# 基于LSTM的IMDB影评集情感分类任务
### 数据科学与大数据技术二班&emsp;廖寒曦
#### 在本机cpu:M1 &emsp;python v3.8.6&emsp; tensorflow v2.4.0上执行约两小时达到训练要求后退出训练，测试集上Accuracy为0.805，通过对超参数设置可节约训练时间
#### 运行结果：
##### INFO:tensorflow:Best Accuracy: 0.805<br/>INFO:tensorflow:Testing Accuracy not improved over 3 epochs, Early Stop

## 一、配置环境与数据预处理
#### （一）导入需要的模块

In [14]:
#coding: utf-8
'''
Filename: Assignment_RNN.ipynb
Author  : 廖寒曦
Time    : 2022/04/02 09:59:30
'''
import os
import warnings
warnings.filterwarnings("ignore")
import tensorflow as tf
import numpy as np
import pprint
import logging
import time
from collections import Counter
from pathlib import Path
from tqdm import tqdm

#### （二）数据预处理
从keras包中导入IMDB数据,其结构为嵌套列表，子列表为一条影评，而子列表中元素为词在对应词库中的索引,需要将词索引转换为词

In [15]:
#从keras包里倒入所需的imdb影评集
(x_train, y_train),(x_test, y_test) = tf.keras.datasets.imdb.load_data()

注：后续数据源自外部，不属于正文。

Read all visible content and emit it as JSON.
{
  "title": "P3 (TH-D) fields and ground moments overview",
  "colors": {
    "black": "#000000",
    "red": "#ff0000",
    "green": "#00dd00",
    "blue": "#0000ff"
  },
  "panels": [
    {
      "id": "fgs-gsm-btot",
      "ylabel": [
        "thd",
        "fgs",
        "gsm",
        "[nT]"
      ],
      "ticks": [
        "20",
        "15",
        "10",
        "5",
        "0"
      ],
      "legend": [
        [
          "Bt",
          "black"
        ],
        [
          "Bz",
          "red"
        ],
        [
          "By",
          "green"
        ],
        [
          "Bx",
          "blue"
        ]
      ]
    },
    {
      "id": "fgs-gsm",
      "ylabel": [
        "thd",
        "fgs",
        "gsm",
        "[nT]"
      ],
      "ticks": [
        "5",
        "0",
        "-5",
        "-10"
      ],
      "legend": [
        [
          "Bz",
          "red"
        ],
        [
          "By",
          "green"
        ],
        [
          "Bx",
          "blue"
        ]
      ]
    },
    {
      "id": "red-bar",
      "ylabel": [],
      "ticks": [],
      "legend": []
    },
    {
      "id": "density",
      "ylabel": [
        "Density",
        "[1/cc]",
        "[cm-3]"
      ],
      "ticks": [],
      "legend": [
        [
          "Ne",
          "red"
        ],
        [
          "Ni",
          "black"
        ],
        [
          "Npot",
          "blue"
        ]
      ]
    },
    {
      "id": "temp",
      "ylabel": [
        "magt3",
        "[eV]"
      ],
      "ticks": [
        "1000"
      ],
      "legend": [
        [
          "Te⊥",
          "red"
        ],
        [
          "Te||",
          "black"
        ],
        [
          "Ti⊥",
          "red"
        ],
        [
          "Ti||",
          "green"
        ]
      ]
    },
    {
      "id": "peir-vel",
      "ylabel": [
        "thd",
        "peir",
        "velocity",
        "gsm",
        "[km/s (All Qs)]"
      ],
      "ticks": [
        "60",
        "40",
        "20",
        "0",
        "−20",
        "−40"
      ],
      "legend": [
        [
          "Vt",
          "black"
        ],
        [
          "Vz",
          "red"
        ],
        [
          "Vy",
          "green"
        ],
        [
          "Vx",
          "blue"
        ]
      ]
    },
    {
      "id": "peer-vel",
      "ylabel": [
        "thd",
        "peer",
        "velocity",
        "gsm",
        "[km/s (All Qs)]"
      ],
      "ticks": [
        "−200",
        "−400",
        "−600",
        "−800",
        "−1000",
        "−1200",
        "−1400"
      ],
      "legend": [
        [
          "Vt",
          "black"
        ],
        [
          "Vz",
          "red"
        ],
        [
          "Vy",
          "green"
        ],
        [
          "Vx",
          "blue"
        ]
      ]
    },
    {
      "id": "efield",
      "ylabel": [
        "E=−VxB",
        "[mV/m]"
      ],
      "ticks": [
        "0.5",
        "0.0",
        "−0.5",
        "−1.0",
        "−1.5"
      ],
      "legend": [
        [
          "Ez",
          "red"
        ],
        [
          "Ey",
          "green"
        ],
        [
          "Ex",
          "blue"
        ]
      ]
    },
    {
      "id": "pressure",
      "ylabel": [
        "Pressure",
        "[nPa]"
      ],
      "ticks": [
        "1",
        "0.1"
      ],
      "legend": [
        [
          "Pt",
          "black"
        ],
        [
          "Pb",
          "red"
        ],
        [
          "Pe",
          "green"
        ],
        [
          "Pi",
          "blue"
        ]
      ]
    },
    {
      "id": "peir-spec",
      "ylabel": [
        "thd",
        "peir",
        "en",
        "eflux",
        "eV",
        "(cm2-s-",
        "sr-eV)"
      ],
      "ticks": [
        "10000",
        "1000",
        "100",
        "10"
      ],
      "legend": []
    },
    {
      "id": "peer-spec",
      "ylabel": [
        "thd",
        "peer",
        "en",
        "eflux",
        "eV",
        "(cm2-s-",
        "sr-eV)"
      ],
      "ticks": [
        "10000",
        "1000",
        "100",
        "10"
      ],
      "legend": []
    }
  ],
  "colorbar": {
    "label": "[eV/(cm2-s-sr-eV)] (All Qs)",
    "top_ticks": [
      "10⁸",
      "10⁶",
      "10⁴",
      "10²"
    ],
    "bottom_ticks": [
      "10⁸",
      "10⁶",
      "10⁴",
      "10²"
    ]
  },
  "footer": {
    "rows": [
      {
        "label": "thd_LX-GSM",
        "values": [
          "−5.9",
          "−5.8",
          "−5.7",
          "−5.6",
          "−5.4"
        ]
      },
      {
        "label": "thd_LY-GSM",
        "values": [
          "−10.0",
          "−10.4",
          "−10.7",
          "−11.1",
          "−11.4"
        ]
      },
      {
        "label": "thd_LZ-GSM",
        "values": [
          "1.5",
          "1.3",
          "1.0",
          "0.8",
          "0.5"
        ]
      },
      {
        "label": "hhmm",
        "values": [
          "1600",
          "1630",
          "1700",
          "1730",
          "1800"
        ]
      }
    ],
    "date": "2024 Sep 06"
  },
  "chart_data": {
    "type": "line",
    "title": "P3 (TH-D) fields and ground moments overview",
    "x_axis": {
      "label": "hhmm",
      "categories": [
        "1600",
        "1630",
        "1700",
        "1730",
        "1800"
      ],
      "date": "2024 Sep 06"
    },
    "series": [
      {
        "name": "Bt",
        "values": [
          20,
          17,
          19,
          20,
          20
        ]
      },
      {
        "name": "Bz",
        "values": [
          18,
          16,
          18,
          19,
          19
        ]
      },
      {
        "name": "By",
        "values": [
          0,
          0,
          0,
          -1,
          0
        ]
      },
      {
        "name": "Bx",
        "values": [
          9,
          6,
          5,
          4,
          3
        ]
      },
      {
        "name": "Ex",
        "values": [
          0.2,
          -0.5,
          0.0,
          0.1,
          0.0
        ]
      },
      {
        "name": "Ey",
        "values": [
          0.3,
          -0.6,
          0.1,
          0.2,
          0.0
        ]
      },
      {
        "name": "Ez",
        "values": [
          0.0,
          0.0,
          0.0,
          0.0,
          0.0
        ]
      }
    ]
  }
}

print("训练集大小为{}".format(len(x_train)))
print("测试集大小为{}".format(len(x_test)))

#载入imdb数据集原始数据索引表
_word2idx = tf.keras.datasets.imdb.get_word_index()
#将所有数据往后移三个位置
word2idx = {w:i+3 for w , i in _word2idx.items()}
#补位标识符
word2idx['<pad>'] = 0
#每个样本开始索引
word2idx['<start>'] = 1
#预训练模型，有些没对应上的词的特殊字符
word2idx['<unk>'] = 2
idx2word = {i:w for w , i in word2idx.items() } 
#健为单词，值为索引号

训练集大小为25000
测试集大小为25000


先将每条影评从短到长进行排序，再将词索引转换为可读文本，构建一个计数器，记录影评中出现单词的词频，再将每条影评中词频小于10的单词删除。为避免操作过程中出现变量丢失，将训练与测试集保存至本地。

In [16]:
#按文本长度大小进行排序
def sort_by_len(x,y):
    x,y = np.asarray(x),np.asarray(y)
    idx = sorted(range(len(x)),key = lambda i :len(x[i]))
    return x[idx],y[idx]
#短的在前，长的在后
x_train,y_train = sort_by_len(x_train,y_train)
x_test,y_test = sort_by_len(x_test,y_test)

#将文本数据保存至本地文件
def write_file(f_path,xs,ys):
    with open(f_path,'w',encoding='utf8') as f:
        for x,y in zip(xs,ys):
            f.write(str(y)+ '\t' + ' '.join([idx2word[i] for i in x][1:])+'\n')#制符表\t，label在前，其后是影评，影评是由原始train数据集中的索引对应产生
     
write_file('/Users/liaohanxi/Desktop/sentiment_classfication/train.txt',x_train,y_train)
write_file('/Users/liaohanxi/Desktop/sentiment_classfication/test.txt',x_test,y_test)
counter = Counter()#创建计数器对象，返回值是一个字典，字典的键是传入参数的元素，字典的值是该元素的出现次数

with open ("/Users/liaohanxi/Desktop/sentiment_classfication/train.txt",encoding='utf-8') as f:
    for line in f:
        line = line.rstrip()#对字符串调用该方法，删除右起的指定字符，中间的字符不会删除，相对的还有 左起删除lstrip，前后缀删除strip
        label , words = line.split('\t')#以制表符对每行影评进行分割，制表符之前的0/1是label，制表符之后的值为words
        words = words.split(' ')#将每行影评拆分成独立的words
        counter.update(words)#对计数器对象进行更新

words = ['<pad>'] + [w for w,freq in counter.most_common() if freq >= 10]
#counter对象的most_common方法返回一个元祖，(a,b)，a就是前述的元素，b为该元素的出现次数
#随后选出所有词频大于10的词
#words就是我们的词库，查看words的类型和大小
print('the type of words:',type(words))
print('the size of words (Vocab Size):',len(words))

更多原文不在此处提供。